Solanum dulcamara is one of the feeblest and poorest of twiners: it may often be seen growing as an upright bush, and when growing in the midst of a thicket merely scrambles up between the branches without twining; but when, according to Dutrochet (tom. xix. p. 299), it grows near a thin and flexible support, such as the stem of a nettle, it twines round it. I placed sticks round several plants, and vertically stretched strings close to others, and the strings alone were ascended by twining. The stem twines indifferently to the right or left. Some others species of Solanum, and of another genus, viz. Habrothamnus, belonging to the same family, are described in horticultural works as twining plants, but they seem to possess this faculty in a very feeble degree. We may suspect that the species of these two genera have as yet only partially acquired the habit of twining. On the other hand with Tecoma radicans, a member of a family abounding with twiners and tendril-bearers, but which climbs, like the ivy, by the aid of rootlets, we may suspect that a former habit of twining has been lost, for the stem exhibited slight irregular movements which could hardly be accounted for by changes in the action of the light. There is no difficulty in understanding how a spirally twining plant could graduate into a simple root-climber; for the young internodes of Bignonia Tweedyana and of Hoya carnosa revolve and twine, but likewise emit rootlets which adhere to any fitting surface, so that the loss of twining would be no great disadvantage and in some respects an advantage to these species, as they would then ascend their supports in a more direct line. {20}

CHAPTER II.--LEAF-CLIMBERS.

Plants which climb by the aid of spontaneously revolving and sensitive petioles--Clematis--Tropaeolum--Maurandia, flower-peduncles moving spontaneously and sensitive to a touch--Rhodochiton-- Lophospermum--internodes sensitive--Solanum, thickening of the clasped petioles--Fumaria--Adlumia--Plants which climb by the aid of their produced midribs--Gloriosa--Flagellaria--Nepenthes--Summary on leaf-climbers.

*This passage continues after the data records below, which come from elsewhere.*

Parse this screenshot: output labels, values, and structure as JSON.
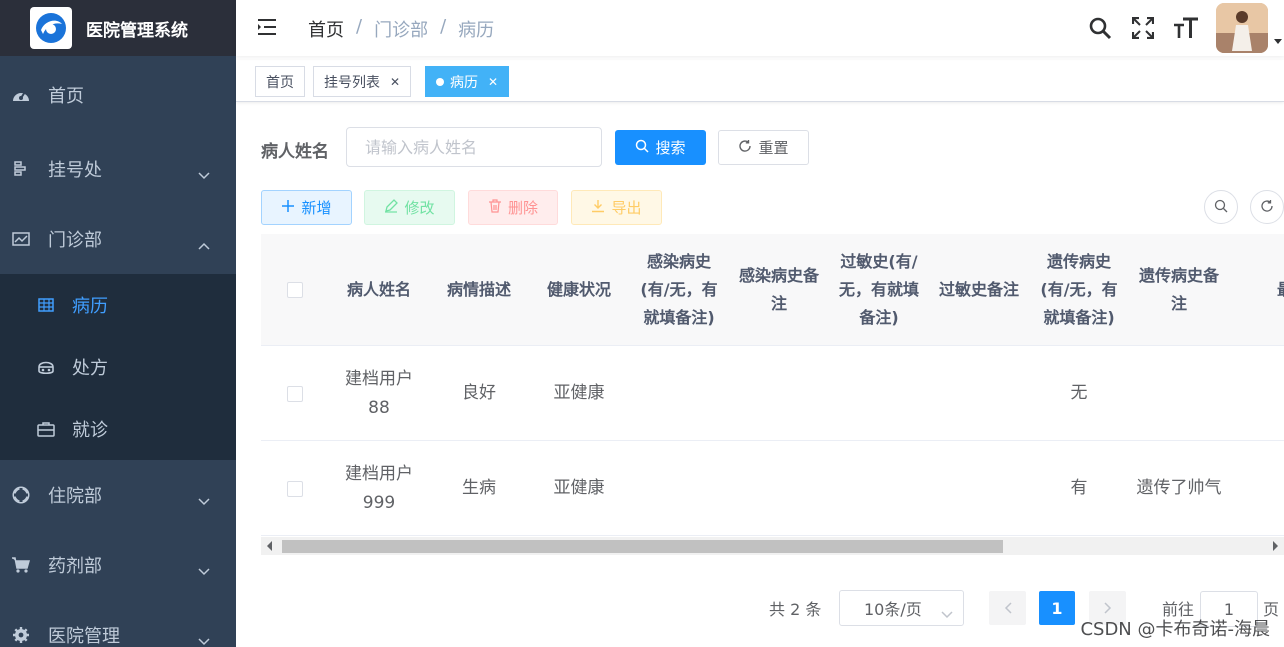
{
  "app": {
    "title": "医院管理系统"
  },
  "sidebar": {
    "items": [
      {
        "label": "首页",
        "icon": "dashboard-icon",
        "has_arrow": false
      },
      {
        "label": "挂号处",
        "icon": "register-icon",
        "has_arrow": true,
        "expanded": false
      },
      {
        "label": "门诊部",
        "icon": "clinic-icon",
        "has_arrow": true,
        "expanded": true,
        "children": [
          {
            "label": "病历",
            "icon": "table-icon",
            "active": true
          },
          {
            "label": "处方",
            "icon": "prescription-icon"
          },
          {
            "label": "就诊",
            "icon": "briefcase-icon"
          }
        ]
      },
      {
        "label": "住院部",
        "icon": "inpatient-icon",
        "has_arrow": true,
        "expanded": false
      },
      {
        "label": "药剂部",
        "icon": "cart-icon",
        "has_arrow": true,
        "expanded": false
      },
      {
        "label": "医院管理",
        "icon": "gear-icon",
        "has_arrow": true,
        "expanded": false
      }
    ]
  },
  "navbar": {
    "breadcrumb": [
      "首页",
      "/",
      "门诊部",
      "/",
      "病历"
    ]
  },
  "tags": [
    {
      "label": "首页",
      "closable": false,
      "active": false
    },
    {
      "label": "挂号列表",
      "closable": true,
      "active": false
    },
    {
      "label": "病历",
      "closable": true,
      "active": true
    }
  ],
  "search": {
    "label": "病人姓名",
    "placeholder": "请输入病人姓名",
    "value": "",
    "search_button": "搜索",
    "reset_button": "重置"
  },
  "toolbar": {
    "add": "新增",
    "edit": "修改",
    "delete": "删除",
    "export": "导出"
  },
  "table": {
    "columns": [
      "病人姓名",
      "病情描述",
      "健康状况",
      "感染病史(有/无，有就填备注)",
      "感染病史备注",
      "过敏史(有/无，有就填备注)",
      "过敏史备注",
      "遗传病史(有/无，有就填备注)",
      "遗传病史备注",
      "最"
    ],
    "rows": [
      [
        "建档用户88",
        "良好",
        "亚健康",
        "",
        "",
        "",
        "",
        "无",
        "",
        ""
      ],
      [
        "建档用户999",
        "生病",
        "亚健康",
        "",
        "",
        "",
        "",
        "有",
        "遗传了帅气",
        ""
      ]
    ]
  },
  "pagination": {
    "total_text": "共 2 条",
    "page_size": "10条/页",
    "current_page": "1",
    "goto_prefix": "前往",
    "goto_value": "1",
    "goto_suffix": "页"
  },
  "watermark": "CSDN @卡布奇诺-海晨",
  "colors": {
    "sidebar_bg": "#304156",
    "submenu_bg": "#1f2d3d",
    "active_text": "#409eff",
    "primary": "#1890ff",
    "tag_active": "#42b2f7"
  }
}
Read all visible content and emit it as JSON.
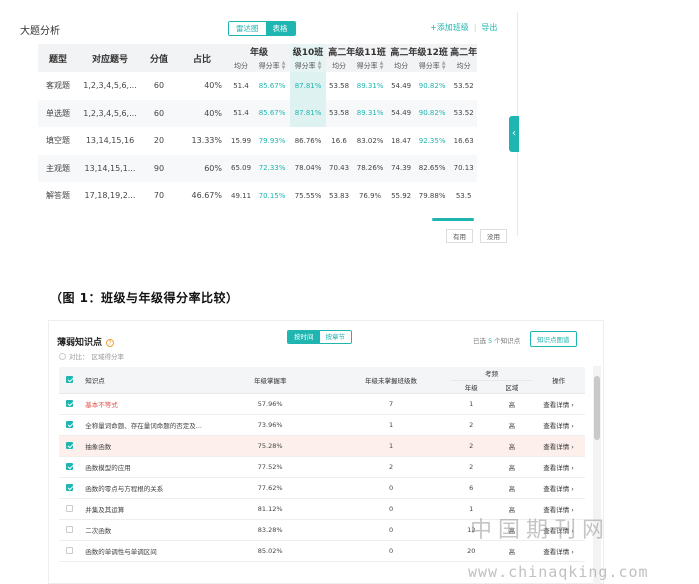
{
  "panel1": {
    "title": "大题分析",
    "view_toggle": [
      "雷达图",
      "表格"
    ],
    "links": {
      "add_class": "+添加班级",
      "sep": "|",
      "export": "导出"
    },
    "headers": [
      "题型",
      "对应题号",
      "分值",
      "占比"
    ],
    "groups": [
      "年级",
      "级10班",
      "高二年级11班",
      "高二年级12班",
      "高二年"
    ],
    "sub_headers": [
      "均分",
      "得分率"
    ],
    "rows": [
      {
        "type": "客观题",
        "nums": "1,2,3,4,5,6,...",
        "score": "60",
        "pct": "40%",
        "vals": [
          "51.4",
          "85.67%",
          "87.81%",
          "53.58",
          "89.31%",
          "54.49",
          "90.82%",
          "53.52"
        ]
      },
      {
        "type": "单选题",
        "nums": "1,2,3,4,5,6,...",
        "score": "60",
        "pct": "40%",
        "vals": [
          "51.4",
          "85.67%",
          "87.81%",
          "53.58",
          "89.31%",
          "54.49",
          "90.82%",
          "53.52"
        ]
      },
      {
        "type": "填空题",
        "nums": "13,14,15,16",
        "score": "20",
        "pct": "13.33%",
        "vals": [
          "15.99",
          "79.93%",
          "86.76%",
          "16.6",
          "83.02%",
          "18.47",
          "92.35%",
          "16.63"
        ]
      },
      {
        "type": "主观题",
        "nums": "13,14,15,1...",
        "score": "90",
        "pct": "60%",
        "vals": [
          "65.09",
          "72.33%",
          "78.04%",
          "70.43",
          "78.26%",
          "74.39",
          "82.65%",
          "70.13"
        ]
      },
      {
        "type": "解答题",
        "nums": "17,18,19,2...",
        "score": "70",
        "pct": "46.67%",
        "vals": [
          "49.11",
          "70.15%",
          "75.55%",
          "53.83",
          "76.9%",
          "55.92",
          "79.88%",
          "53.5"
        ]
      }
    ],
    "vote": {
      "useful": "有用",
      "useless": "没用"
    },
    "side_arrow": "‹"
  },
  "caption": "（图 1：班级与年级得分率比较）",
  "panel2": {
    "title": "薄弱知识点",
    "help": "?",
    "compare_label": "对比：",
    "compare_option": "区域得分率",
    "tabs": [
      "按时间",
      "按章节"
    ],
    "selected_prefix": "已选",
    "selected_count": "5",
    "selected_suffix": "个知识点",
    "graph_button": "知识点图谱",
    "headers": {
      "point": "知识点",
      "grade_rate": "年级掌握率",
      "unmastered": "年级未掌握班级数",
      "freq": "考频",
      "freq_grade": "年级",
      "freq_region": "区域",
      "action": "操作"
    },
    "rows": [
      {
        "checked": true,
        "name": "基本不等式",
        "rate": "57.96%",
        "count": "7",
        "grade": "1",
        "region": "高",
        "action": "查看详情",
        "red": true
      },
      {
        "checked": true,
        "name": "全称量词命题、存在量词命题的否定及...",
        "rate": "73.96%",
        "count": "1",
        "grade": "2",
        "region": "高",
        "action": "查看详情"
      },
      {
        "checked": true,
        "name": "抽象函数",
        "rate": "75.28%",
        "count": "1",
        "grade": "2",
        "region": "高",
        "action": "查看详情",
        "highlight": true
      },
      {
        "checked": true,
        "name": "函数模型的应用",
        "rate": "77.52%",
        "count": "2",
        "grade": "2",
        "region": "高",
        "action": "查看详情"
      },
      {
        "checked": true,
        "name": "函数的零点与方程根的关系",
        "rate": "77.62%",
        "count": "0",
        "grade": "6",
        "region": "高",
        "action": "查看详情"
      },
      {
        "checked": false,
        "name": "并集及其运算",
        "rate": "81.12%",
        "count": "0",
        "grade": "1",
        "region": "高",
        "action": "查看详情"
      },
      {
        "checked": false,
        "name": "二次函数",
        "rate": "83.28%",
        "count": "0",
        "grade": "12",
        "region": "高",
        "action": "查看详情"
      },
      {
        "checked": false,
        "name": "函数的单调性与单调区间",
        "rate": "85.02%",
        "count": "0",
        "grade": "20",
        "region": "高",
        "action": "查看详情"
      }
    ]
  },
  "watermark": {
    "cn": "中国期刊网",
    "url": "www.chinaqking.com"
  },
  "colors": {
    "accent": "#1fb5b0",
    "danger": "#e0524f",
    "highlight_row": "#fdf0ec"
  }
}
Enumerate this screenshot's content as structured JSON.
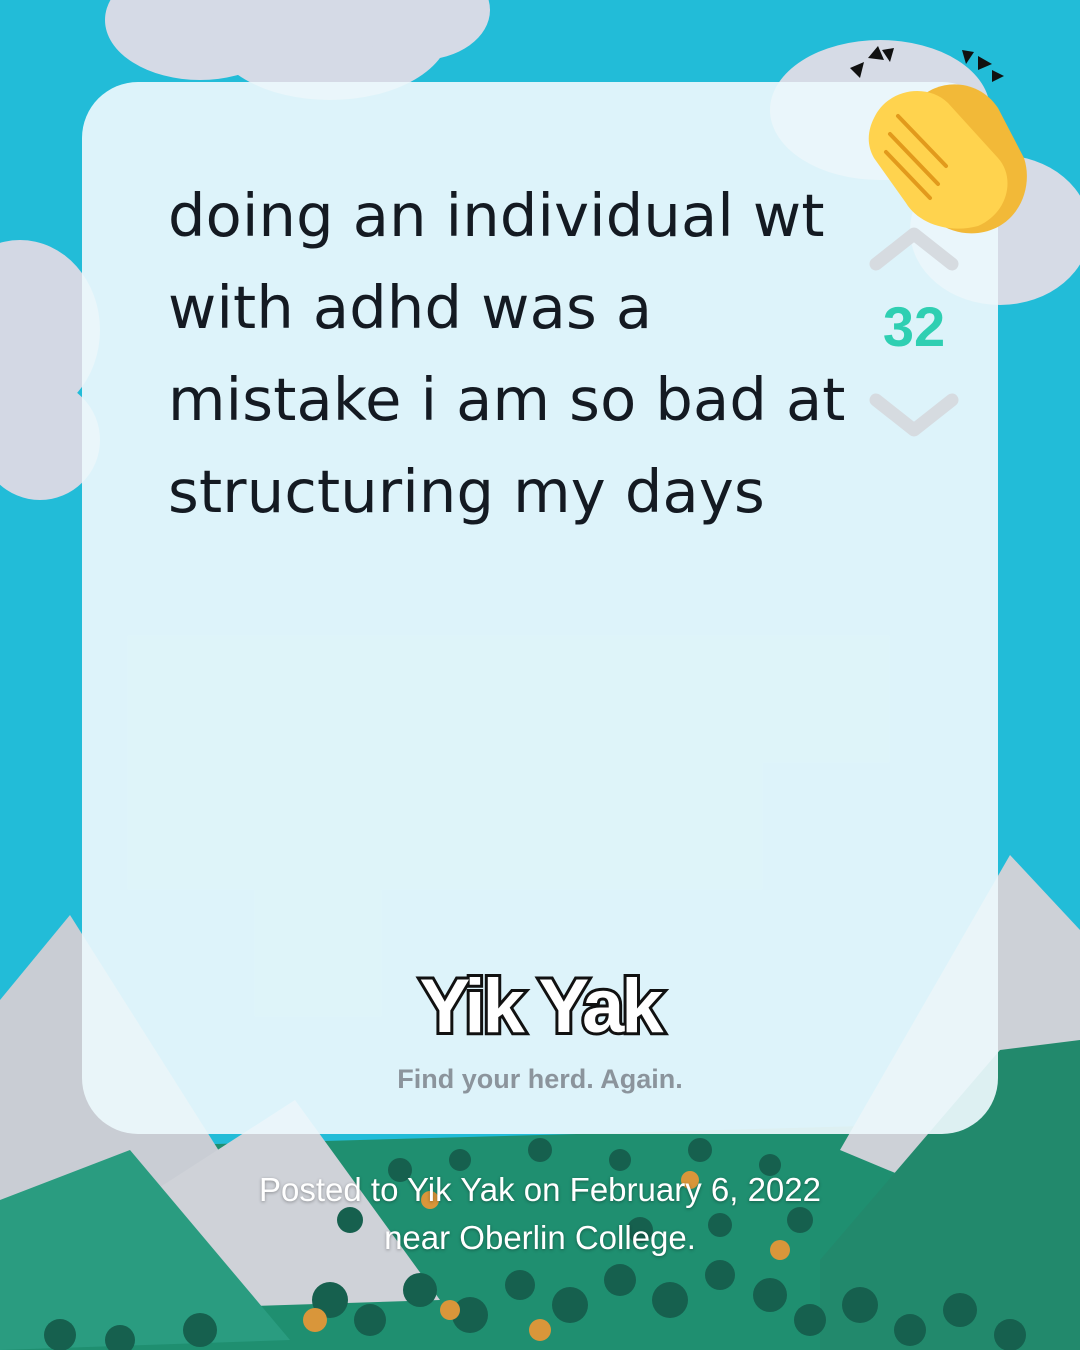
{
  "post": {
    "text": "doing an individual wt with adhd was a mistake i am so bad at structuring my days",
    "vote_count": "32"
  },
  "brand": {
    "logo_text": "Yik Yak",
    "tagline": "Find your herd. Again."
  },
  "footer": {
    "caption": "Posted to Yik Yak on February 6, 2022 near Oberlin College."
  },
  "icons": {
    "upvote": "chevron-up-icon",
    "downvote": "chevron-down-icon",
    "reaction": "clapping-hands-icon"
  },
  "colors": {
    "background": "#22bcd8",
    "vote_count": "#2fcfb2",
    "text": "#141a22",
    "tagline": "#8b949c"
  }
}
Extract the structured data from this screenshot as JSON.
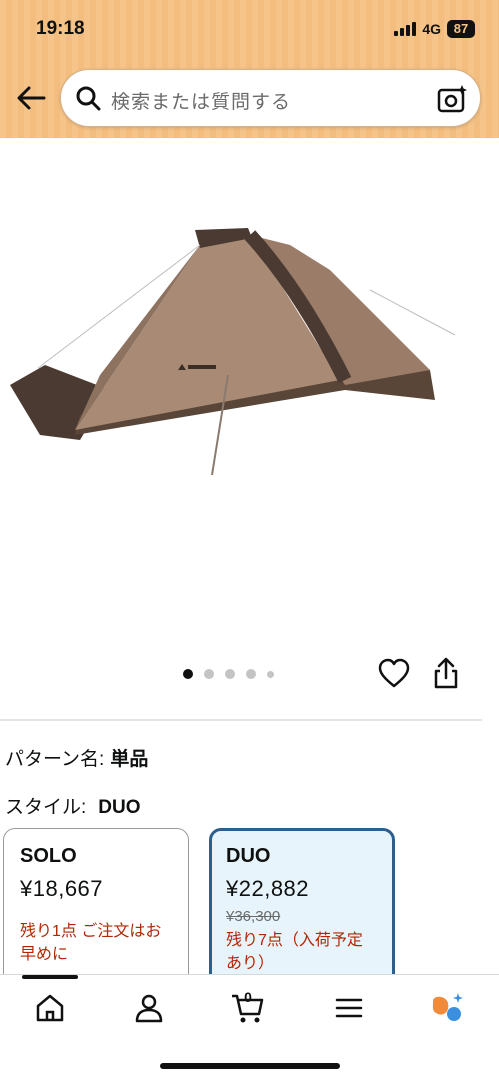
{
  "status_bar": {
    "time": "19:18",
    "network": "4G",
    "battery": "87"
  },
  "search": {
    "placeholder": "検索または質問する"
  },
  "product": {
    "image_dots": 5,
    "active_dot": 0
  },
  "pattern": {
    "label": "パターン名:",
    "value": "単品"
  },
  "style": {
    "label": "スタイル:",
    "value": "DUO"
  },
  "options": [
    {
      "name": "SOLO",
      "price": "¥18,667",
      "list_price": "",
      "stock": "残り1点 ご注文はお早めに",
      "selected": false
    },
    {
      "name": "DUO",
      "price": "¥22,882",
      "list_price": "¥36,300",
      "stock": "残り7点（入荷予定あり）",
      "selected": true
    }
  ],
  "bottom_nav": {
    "cart_count": "0",
    "items": [
      "home-icon",
      "account-icon",
      "cart-icon",
      "menu-icon",
      "rufus-icon"
    ]
  },
  "colors": {
    "header": "#f6c489",
    "selected_border": "#2b5f8e",
    "stock_red": "#b12704"
  }
}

We now come to our second class of climbing plants, namely, those which ascend by the aid of irritable or sensitive organs. For convenience' sake the plants in this class have been grouped under two sub-divisions, namely, leaf-climbers, or those which retain their leaves in a functional condition, and tendril-bearers. But these sub-divisions graduate into each other, as we shall see under Corydalis and the Gloriosa lily.

It has long been observed that several plants climb by the aid of their leaves, either by their petioles (foot-stalks) or by their produced midribs; but beyond this simple fact they have not been described. Palm and Mohl class these plants with those which bear tendrils; but as a leaf is generally a defined object, the present classification, though artificial, has at least some advantages.